Protecting cultural identity in the face of progressing gentrification is a frequently covered topic in prominent news sources. The outcomes of this process are often felt to inadvertently erase the unique demographic of an area, in favor of satisfying higher income newcomers.
Gentrification tends to take place in neighborhoods that are “devalued,” with the victims primarily being in urban neighborhoods. It can lead to population migration, resulting in community displacement and a loss of the initial cultural experience of the area being gentrified. This inevitably leads to the parallel loss of geographic data pertaining to local businesses, groups, and other historical information of the original inhabitants of the area.
Data preservation has been used to combat this disintegration of historic identity, but in the face of rapidly progressing technological industries – particularly in GIS – it’s questionable as to whether companies supporting and promoting the advent of “smart cities” are taking everyone into account. The idea to continuously develop cities using GIS planning seems well intentioned, normally with the goal of improving some aspect of a place – be that safety, available healthcare, or transportation – and benefitting the lives of those within its range.

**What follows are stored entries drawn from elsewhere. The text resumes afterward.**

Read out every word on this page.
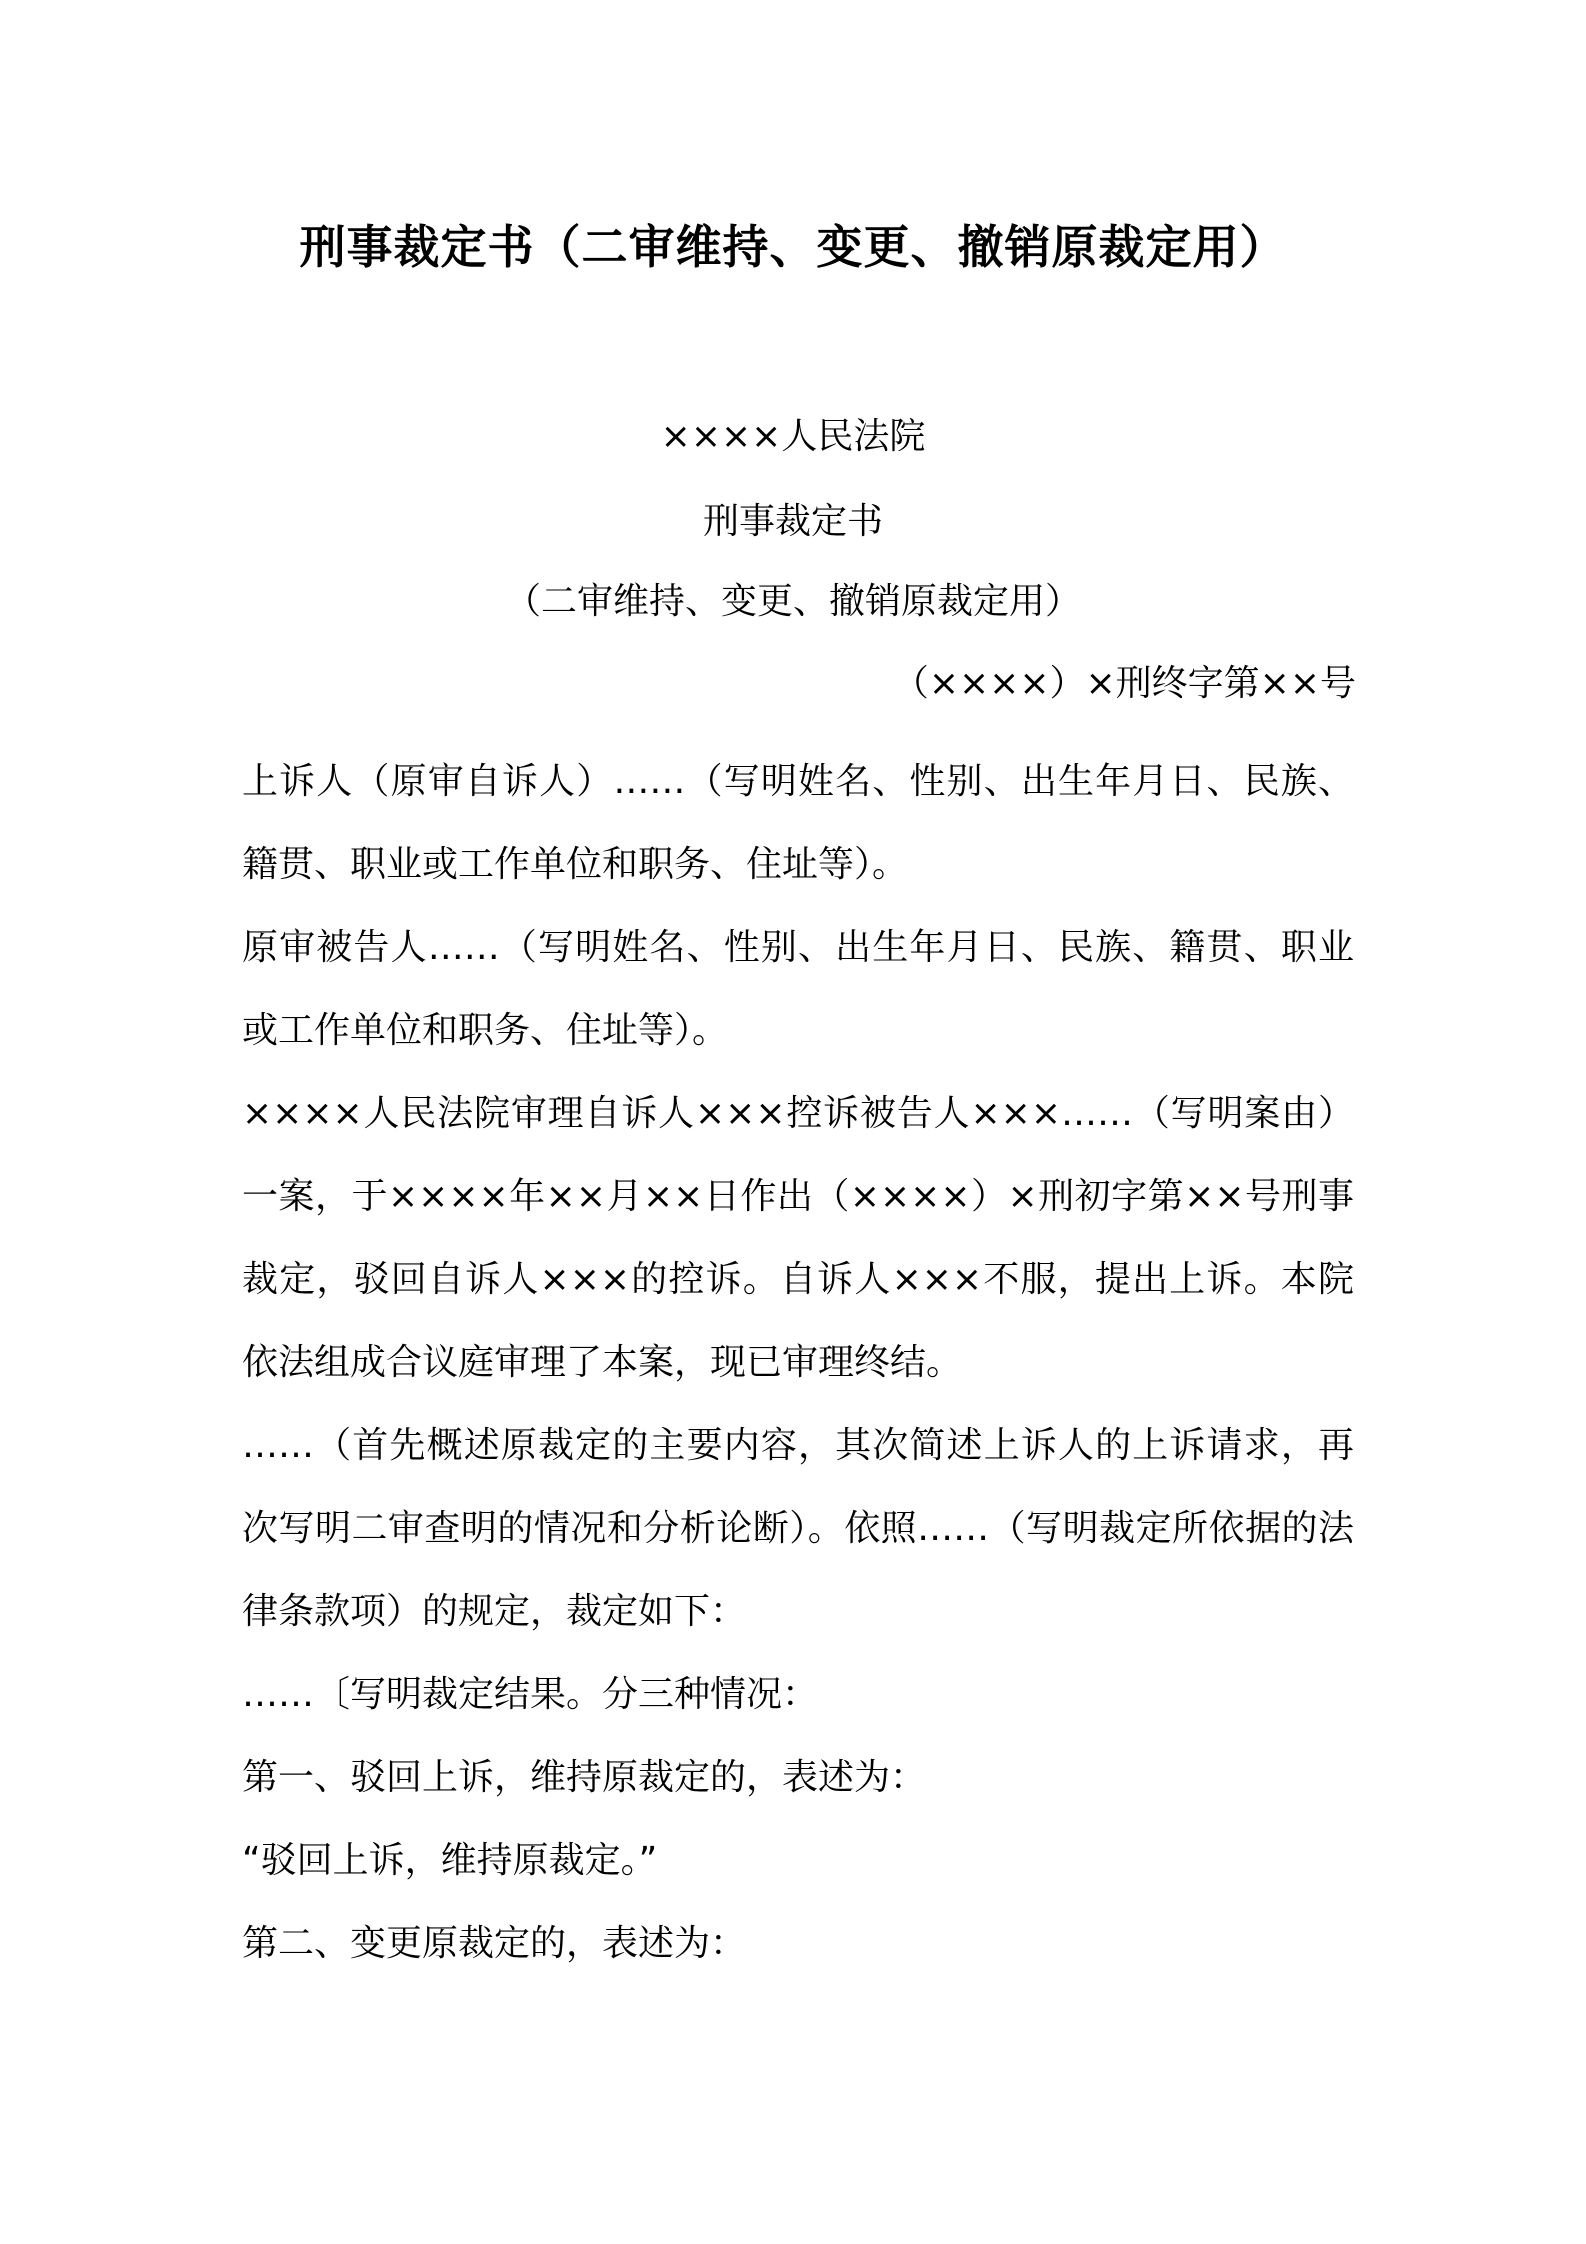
刑事裁定书（二审维持、变更、撤销原裁定用）
××××人民法院
刑事裁定书
（二审维持、变更、撤销原裁定用）
（××××）×刑终字第××号

上诉人（原审自诉人）……（写明姓名、性别、出生年月日、民族、籍贯、职业或工作单位和职务、住址等）。

原审被告人……（写明姓名、性别、出生年月日、民族、籍贯、职业或工作单位和职务、住址等）。

××××人民法院审理自诉人×××控诉被告人×××……（写明案由）一案，于××××年××月××日作出（××××）×刑初字第××号刑事裁定，驳回自诉人×××的控诉。自诉人×××不服，提出上诉。本院依法组成合议庭审理了本案，现已审理终结。

……（首先概述原裁定的主要内容，其次简述上诉人的上诉请求，再次写明二审查明的情况和分析论断）。依照……（写明裁定所依据的法律条款项）的规定，裁定如下：

……〔写明裁定结果。分三种情况：

第一、驳回上诉，维持原裁定的，表述为：

“驳回上诉，维持原裁定。”

第二、变更原裁定的，表述为：
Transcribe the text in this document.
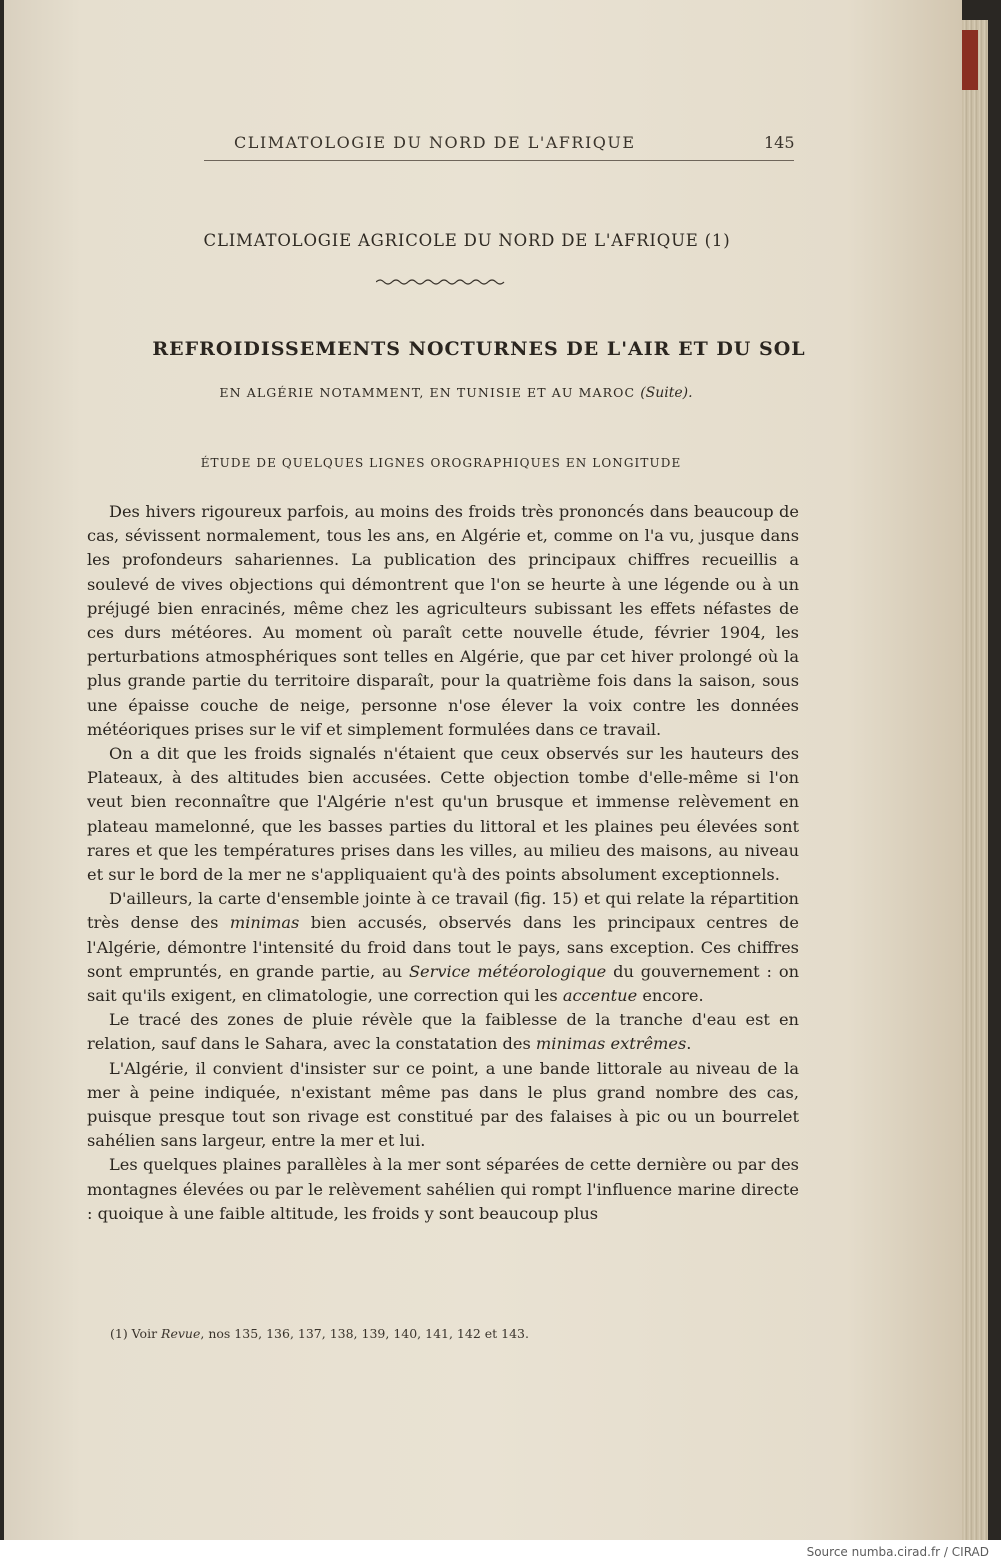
CLIMATOLOGIE DU NORD DE L'AFRIQUE	145
CLIMATOLOGIE AGRICOLE DU NORD DE L'AFRIQUE (1)
REFROIDISSEMENTS NOCTURNES DE L'AIR ET DU SOL
EN ALGÉRIE NOTAMMENT, EN TUNISIE ET AU MAROC (Suite).
ÉTUDE DE QUELQUES LIGNES OROGRAPHIQUES EN LONGITUDE

Des hivers rigoureux parfois, au moins des froids très prononcés dans beaucoup de cas, sévissent normalement, tous les ans, en Algérie et, comme on l'a vu, jusque dans les profondeurs sahariennes. La publication des principaux chiffres recueillis a soulevé de vives objections qui démontrent que l'on se heurte à une légende ou à un préjugé bien enracinés, même chez les agriculteurs subissant les effets néfastes de ces durs météores. Au moment où paraît cette nouvelle étude, février 1904, les perturbations atmosphériques sont telles en Algérie, que par cet hiver prolongé où la plus grande partie du territoire disparaît, pour la quatrième fois dans la saison, sous une épaisse couche de neige, personne n'ose élever la voix contre les données météoriques prises sur le vif et simplement formulées dans ce travail.

On a dit que les froids signalés n'étaient que ceux observés sur les hauteurs des Plateaux, à des altitudes bien accusées. Cette objection tombe d'elle-même si l'on veut bien reconnaître que l'Algérie n'est qu'un brusque et immense relèvement en plateau mamelonné, que les basses parties du littoral et les plaines peu élevées sont rares et que les températures prises dans les villes, au milieu des maisons, au niveau et sur le bord de la mer ne s'appliquaient qu'à des points absolument exceptionnels.

D'ailleurs, la carte d'ensemble jointe à ce travail (fig. 15) et qui relate la répartition très dense des minimas bien accusés, observés dans les principaux centres de l'Algérie, démontre l'intensité du froid dans tout le pays, sans exception. Ces chiffres sont empruntés, en grande partie, au Service météorologique du gouvernement : on sait qu'ils exigent, en climatologie, une correction qui les accentue encore.

Le tracé des zones de pluie révèle que la faiblesse de la tranche d'eau est en relation, sauf dans le Sahara, avec la constatation des minimas extrêmes.

L'Algérie, il convient d'insister sur ce point, a une bande littorale au niveau de la mer à peine indiquée, n'existant même pas dans le plus grand nombre des cas, puisque presque tout son rivage est constitué par des falaises à pic ou un bourrelet sahélien sans largeur, entre la mer et lui.

Les quelques plaines parallèles à la mer sont séparées de cette dernière ou par des montagnes élevées ou par le relèvement sahélien qui rompt l'influence marine directe : quoique à une faible altitude, les froids y sont beaucoup plus

(1) Voir Revue, nos 135, 136, 137, 138, 139, 140, 141, 142 et 143.
Source numba.cirad.fr / CIRAD
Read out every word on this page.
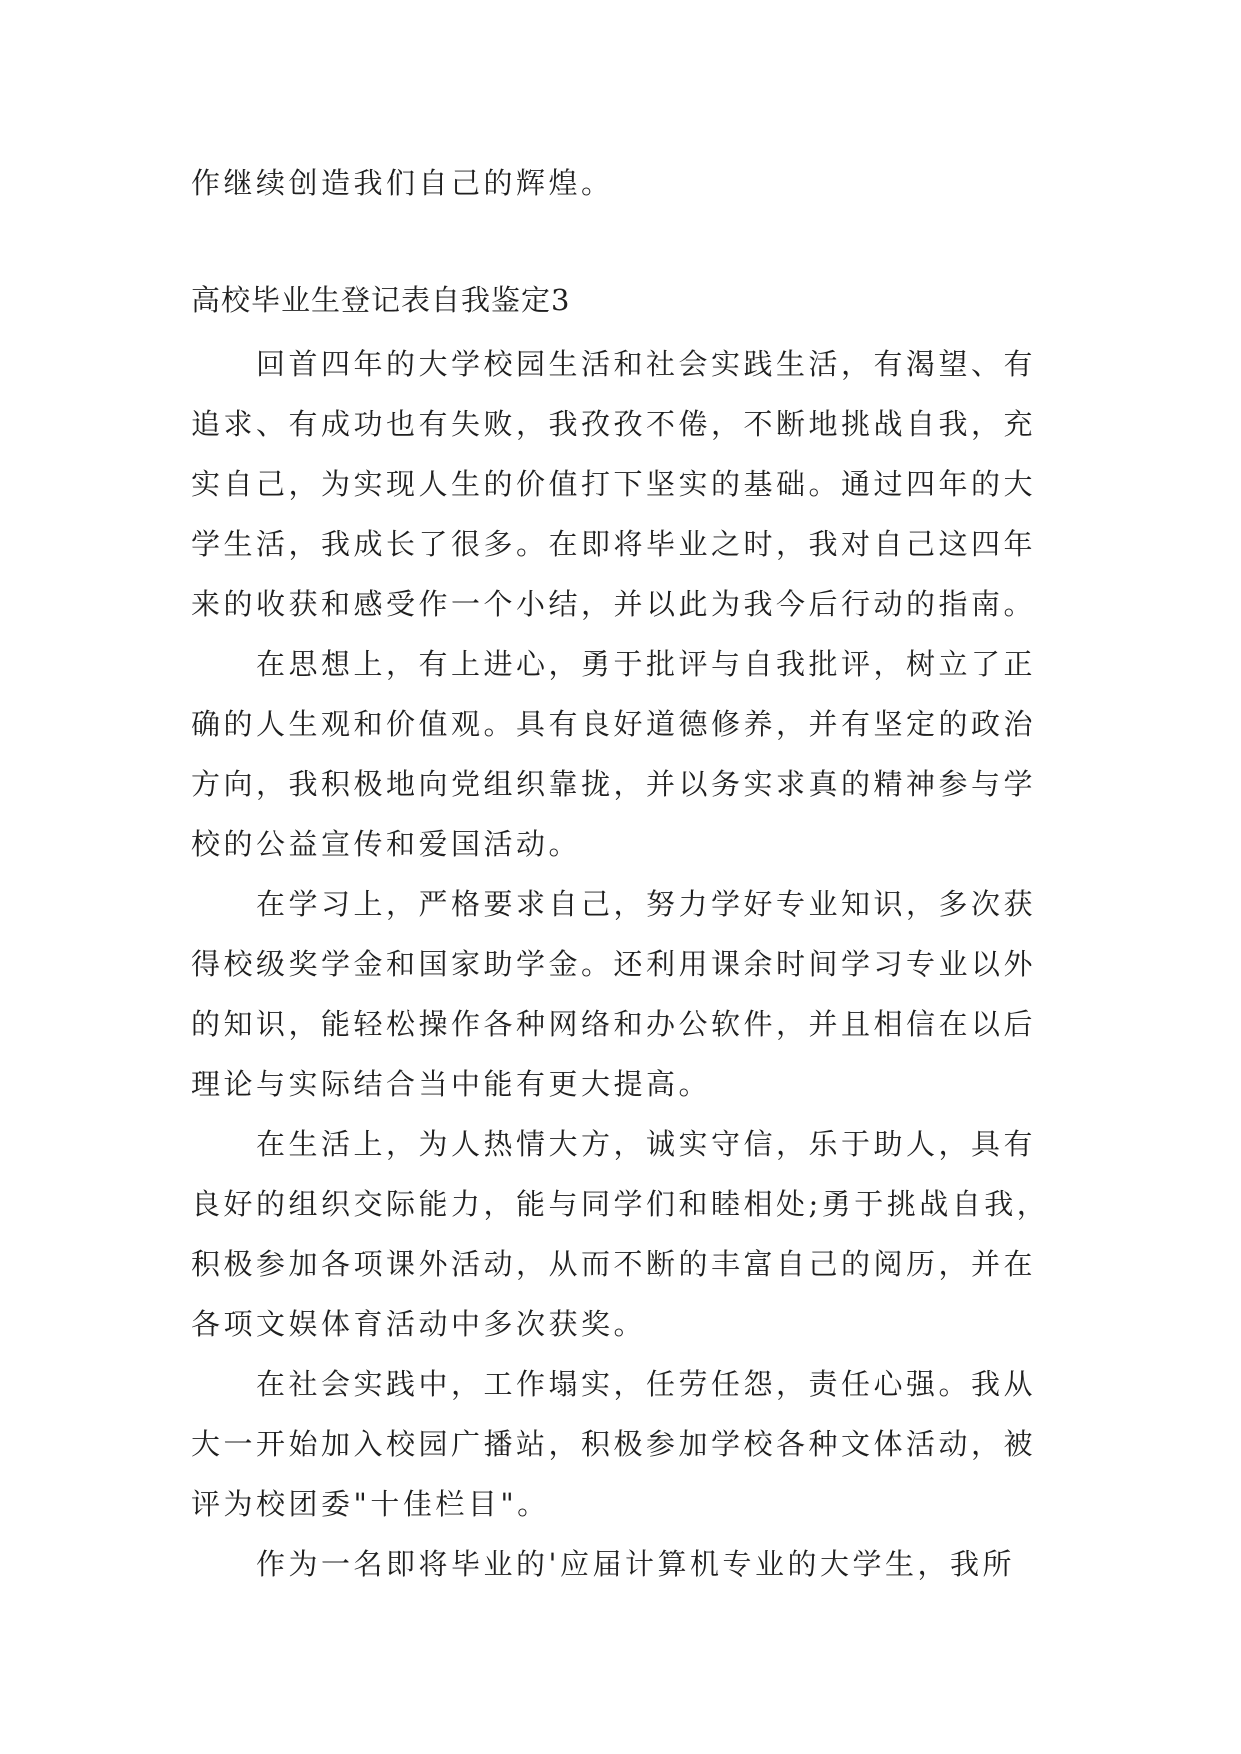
作继续创造我们自己的辉煌。
高校毕业生登记表自我鉴定3
回首四年的大学校园生活和社会实践生活，有渴望、有
追求、有成功也有失败，我孜孜不倦，不断地挑战自我，充
实自己，为实现人生的价值打下坚实的基础。通过四年的大
学生活，我成长了很多。在即将毕业之时，我对自己这四年
来的收获和感受作一个小结，并以此为我今后行动的指南。
在思想上，有上进心，勇于批评与自我批评，树立了正
确的人生观和价值观。具有良好道德修养，并有坚定的政治
方向，我积极地向党组织靠拢，并以务实求真的精神参与学
校的公益宣传和爱国活动。
在学习上，严格要求自己，努力学好专业知识，多次获
得校级奖学金和国家助学金。还利用课余时间学习专业以外
的知识，能轻松操作各种网络和办公软件，并且相信在以后
理论与实际结合当中能有更大提高。
在生活上，为人热情大方，诚实守信，乐于助人，具有
良好的组织交际能力，能与同学们和睦相处;勇于挑战自我，
积极参加各项课外活动，从而不断的丰富自己的阅历，并在
各项文娱体育活动中多次获奖。
在社会实践中，工作塌实，任劳任怨，责任心强。我从
大一开始加入校园广播站，积极参加学校各种文体活动，被
评为校团委"十佳栏目"。
作为一名即将毕业的'应届计算机专业的大学生，我所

But the projection of continuous social and economic development could just as easily enable gentrification in urban areas, if there isn’t a level of self-awareness on behalf of the industries that are pedaling this proposed ideal in the first place. It’s concerning to see that these organizations rarely have any public statements regarding how original regional data will / can be preserved for the future. Rather, most will focus on the aesthetic promotion of the future without an appreciation for the individuals and groups that were there before this data came into play.
Smart cities are great in concept, but the execution of them still breeds concern. That concern will never be resolved if the avoidance on the topic of protecting local cultures from gentrification continues.